ROME – The Rome Opera on Friday defended the hiring boss Daniele Gatti, who was dismissed by an orchestra based in Amsterdam last summer following allegations of sexual misconduct.
The spokesman of the Teatro dell & # 39; Opera di Roma, Renato Bossa, said that the theater had signed in Gatti this week a contract as musical director in December 2021 because, in a country endowed with a " Rule of law, one is innocent until a trial proves the opposite ". Bossa called the allegations "certainly very serious".
Gatti denied the accusations at the origin of his dismissal by the Royal Concertgebouw Orchestra.
He directed the premiere of the season of the Rome Opera, "Rigoletto", earlier this week, for the third consecutive year, at the opening of the theater season in the Italian capital.
Gatti said about his new role in Rome's opera theater: "I am particularly pleased to be able to step up my work here and connect with a theater that has recently distinguished itself for exceptional quality. of his projects and the work of all artists. people involved in their realization. "
But the theater announced that the 57-year-old maestro would miss Thursday's performance due to a cardiac arrhythmia. Playing a role in the backlash could also have been "the strong emotions" that Gatti felt when the theater announced the signing of the signature on Tuesday, said Bossa.
He added that Gatti felt better and would lead the orchestra on Sunday in the same work of Giuseppe Verdi.
For several years, the institution of Rome intends to improve its image in a country where the Scala of Milan reigns supreme in the world of opera.

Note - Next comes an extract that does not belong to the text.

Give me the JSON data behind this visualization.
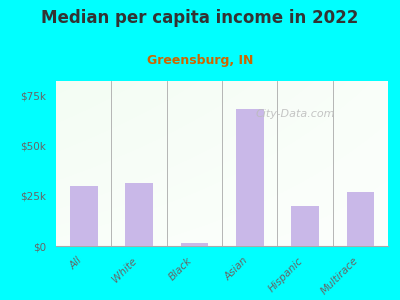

A few years ago, maestro Riccardo Muti, weary of trade union disputes, abruptly ended his collaboration with the Teatro dell'Opera di Roma.
Carlo Fuortes, theater executive, said the recruitment of Gatti "will complete our plan to revive the Teatro dell'Opera di Roma".
Fuortes praised Gatti's "extraordinary artistic career" as well as "the establishment of mutual trust that he nurtured with the orchestra and the choir".
Earlier this year, the Royal Concertgebouw Orchestra said it ended its affiliation with Gatti as chief conductor following an article in the Washington Post in which the leader was "accused of inappropriate behavior." publication of the article. The orchestra stated that the developments "irreparably damaged the relationship of trust between the orchestra and the conductor".
Gatti's lawyer called the allegations a "smear campaign" and said the maestro had asked his lawyers to "protect his reputation". Gatti had become the Dutch orchestra leader at the start of the 2016-2017 season.
Gatti, originally from Milan, was principal conductor of the Rome Orchester d 'Accademia Nazionale di Santa Cecilia and conductor of the Royal London Philharmonic Orchestra.
Gatti has been the third major orchestral conductor in recent years to lose his job due to allegations of inappropriate behavior.
Charles Dutoit resigned as Artistic Director and Chief Conductor of the Royal Philharmonic Orchestra after the Associated Press reported allegations of sexual assault against him at the end of last year. James Levine, musical director emeritus of the Metropolitan Opera in New York, was fired after the company said an investigation revealed evidence of sexual violence and harassment. Both men denied any inappropriate behavior.